To say the least, the man wasn't very kind to the excitably fight-seeking boy. Nana thanked her lucky stars they hadn't simply kidnapped her Tsu-kun and sold him wherever the sun didn't shine.

Tsuna had a good talk with his mother about his latest conquest of becoming strong that day. The fact that they even had pictures of it from what appeared to be taken from within their own home had Tsuna feeling mind-numbingly violated.

"Who are you?! What do you want?!" He barked defensively. "Are you Mafia? Yakuza? One of the Triads? I don't have anything, okay! So go away!"

For the second time that gloomy day, the women looked visibly shocked. "Y-you know about the Mafia?" She managed relatively steadily. "How did you find out?"

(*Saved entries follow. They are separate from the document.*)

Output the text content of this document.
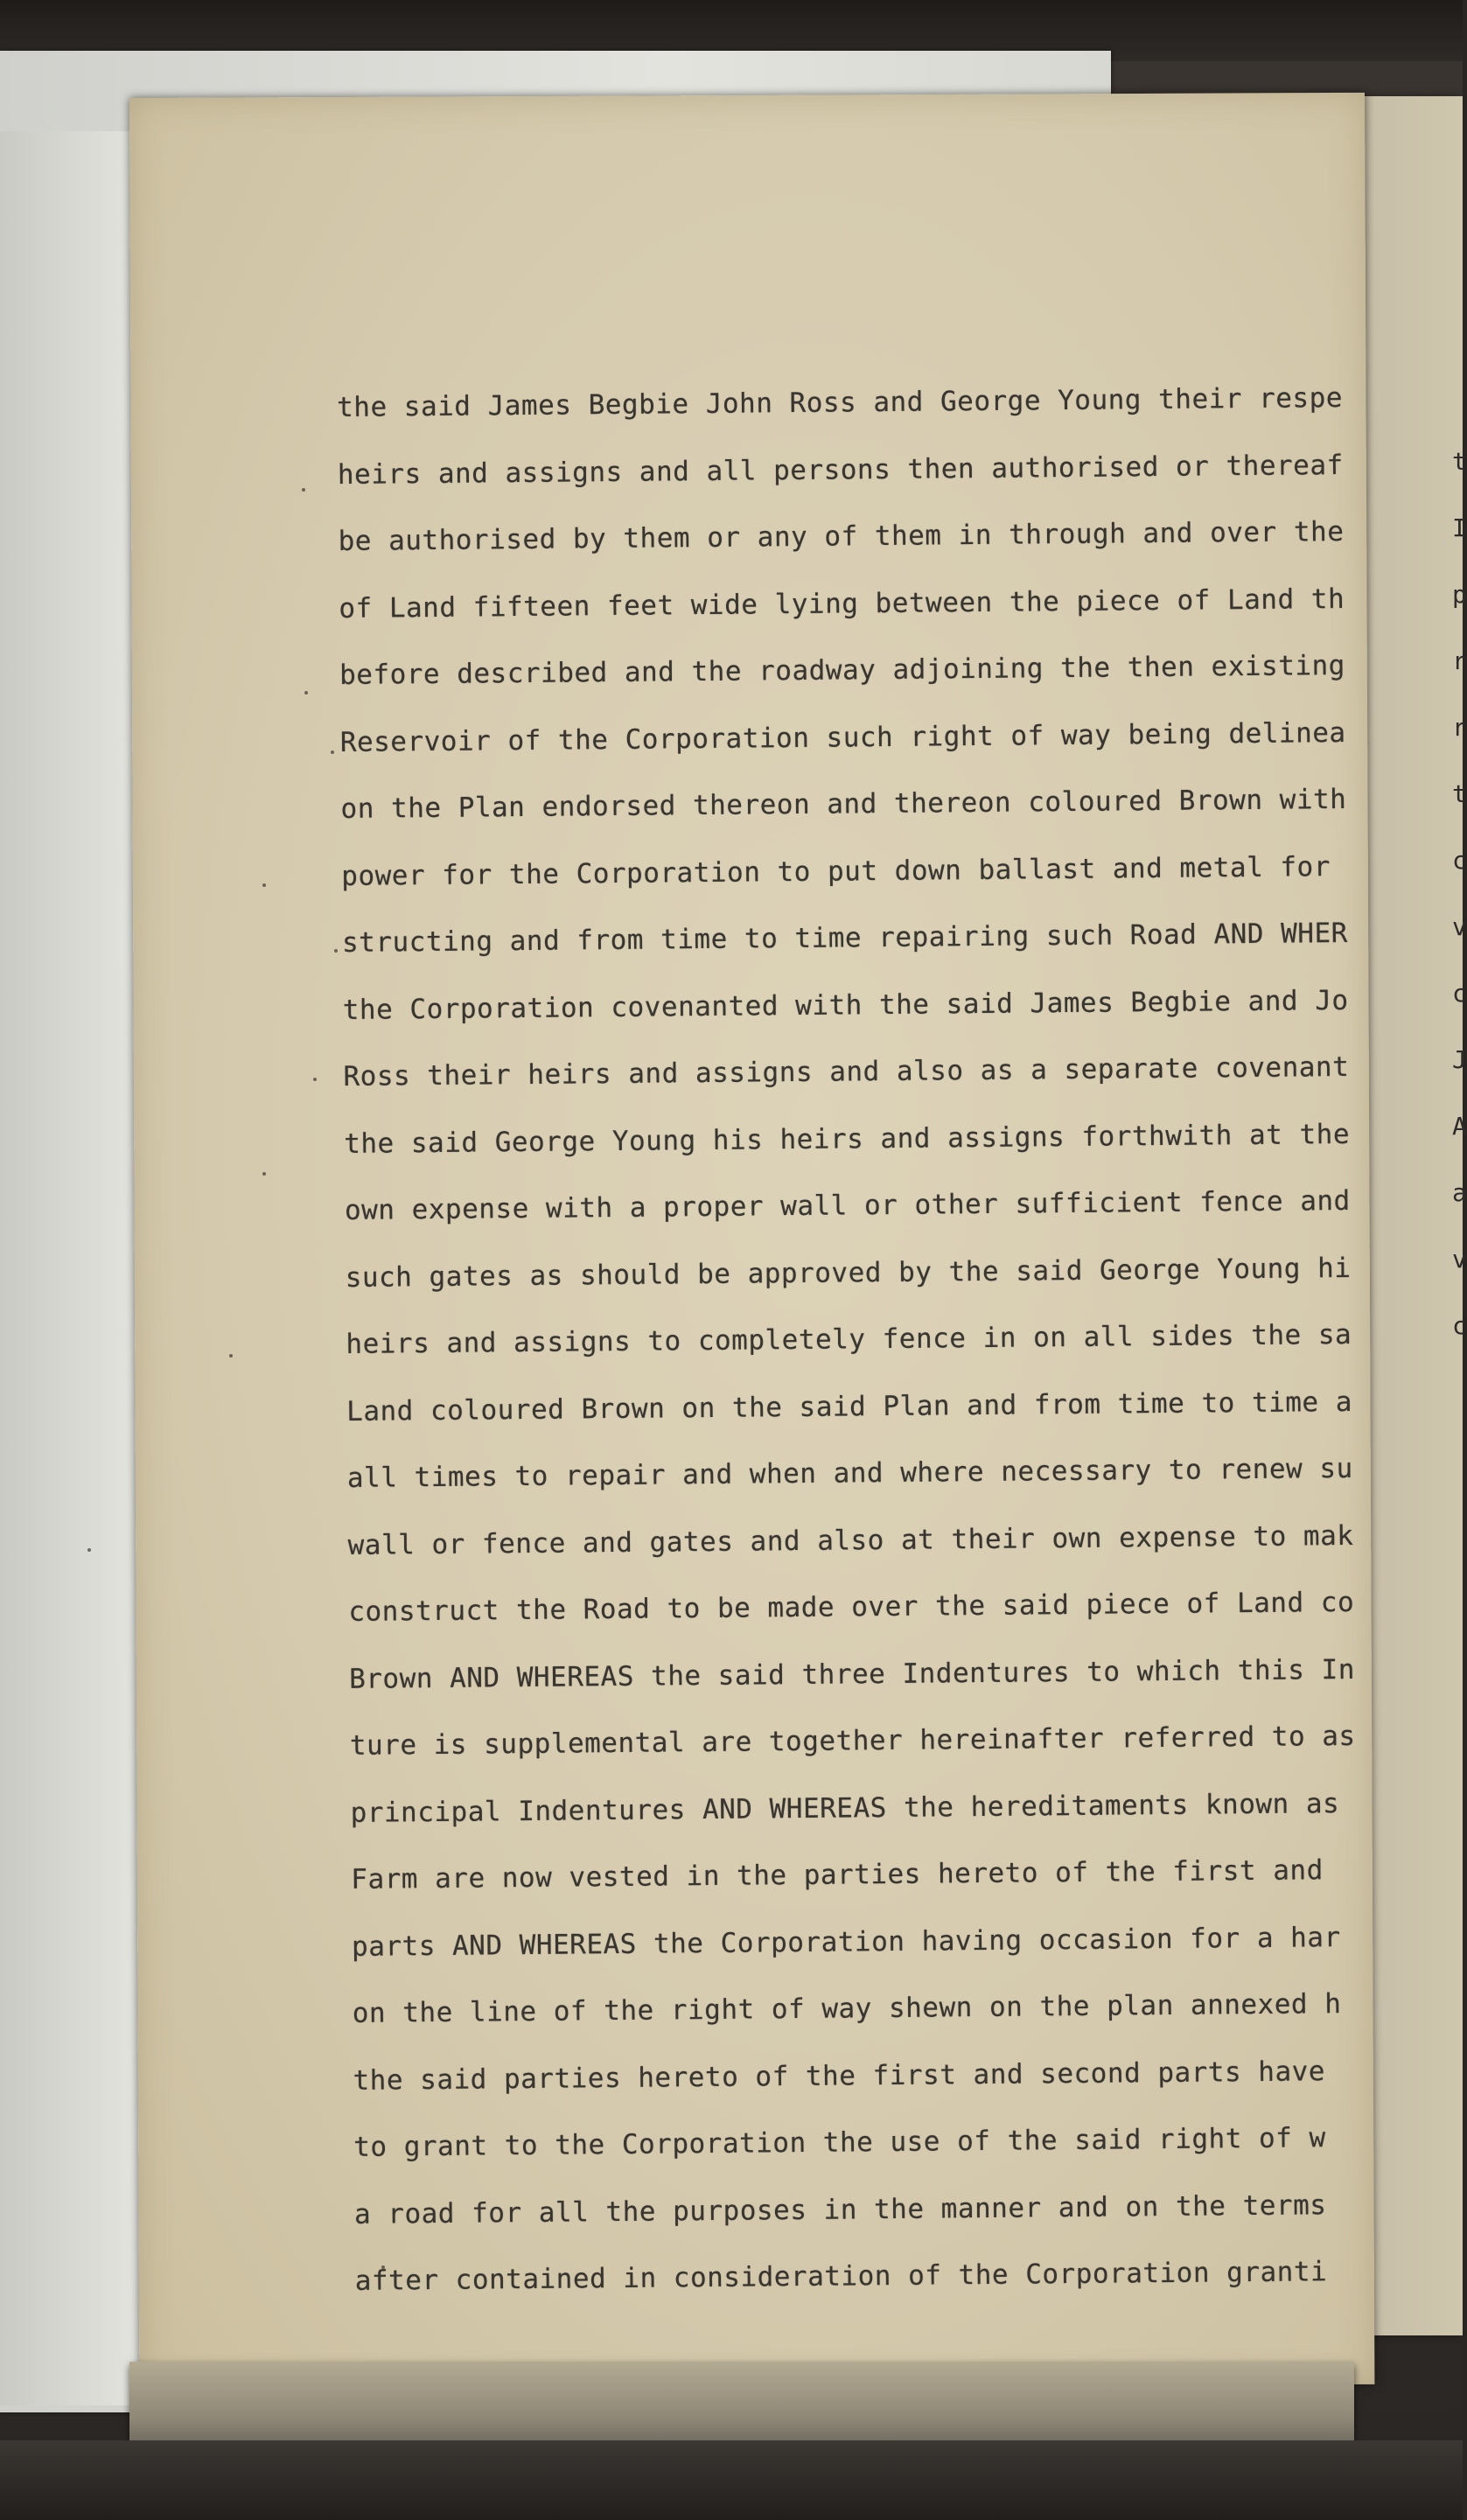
t
I
p
r
r
t
c
v
c
J
A
a
v
c
the said James Begbie John Ross and George Young their respe
heirs and assigns and all persons then authorised or thereaf
be authorised by them or any of them in through and over the
of Land fifteen feet wide lying between the piece of Land th
before described and the roadway adjoining the then existing
Reservoir of the Corporation such right of way being delinea
on the Plan endorsed thereon and thereon coloured Brown with
power for the Corporation to put down ballast and metal for
structing and from time to time repairing such Road AND WHER
the Corporation covenanted with the said James Begbie and Jo
Ross their heirs and assigns and also as a separate covenant
the said George Young his heirs and assigns forthwith at the
own expense with a proper wall or other sufficient fence and
such gates as should be approved by the said George Young hi
heirs and assigns to completely fence in on all sides the sa
Land coloured Brown on the said Plan and from time to time a
all times to repair and when and where necessary to renew su
wall or fence and gates and also at their own expense to mak
construct the Road to be made over the said piece of Land co
Brown AND WHEREAS the said three Indentures to which this In
ture is supplemental are together hereinafter referred to as
principal Indentures AND WHEREAS the hereditaments known as
Farm are now vested in the parties hereto of the first and
parts AND WHEREAS the Corporation having occasion for a har
on the line of the right of way shewn on the plan annexed h
the said parties hereto of the first and second parts have
to grant to the Corporation the use of the said right of w
a road for all the purposes in the manner and on the terms
after contained in consideration of the Corporation granti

Tsuna's gut told him stay quiet even as anger crawled beneath the surface of his skin with the bubbling of boiled acid. He obeyed it, just to drink in the emotion of frustration that crossed the woman's face. She clicked her tongue, whatever pretence of politeness gone.

"Okay, kid." She said condescendingly, "I'm here to make a deal. It's in your best interests as well, considering you have nothing or will have nothing. No Family, no money, and pretty soon you'll have no roof above your head in due time. We can provide you these things. All you need to do is sign some papers and follow me."

Tsuna grit his teeth, grinding them wearily. He was aware of his powerless ness but it had never been so apparent till this very moment. It didn't take a genius and some logical guesswork to know that the lady- whoever she was- in her expensive suit and commanding tone that he'd probably be dragged off even if he said no.

"And what if I don't agree?" Tsuna treaded carefully.

"You have no choice either way. We have the resources and influence to pick you off any orphanage or street if you do try to run. Make it quick, sign your name at the bottom left of the last sheet of paper in the file."

Internally screaming, Tsuna took off the pen clipped on the file with undisguised frustration and swung it towards the floor with a resounding 'snap!'

"Why don't you just outright kidnap me, huh? Besides, no document can legally bind me since I'm too young anyway. Kami, I bet if you're gonna do anything less than human experimentation on me I'll bite my own tongue off and swallow it. You look very evil, nee-san."

The woman smiled. Not the good kind either.

"How crass," She drawled. "Welcome to the Estraneo Famiglia, Sawada Tsunayoshi." And Tsuna knew nothing but darkness as bitter indigo flames swept him to a new level of hell.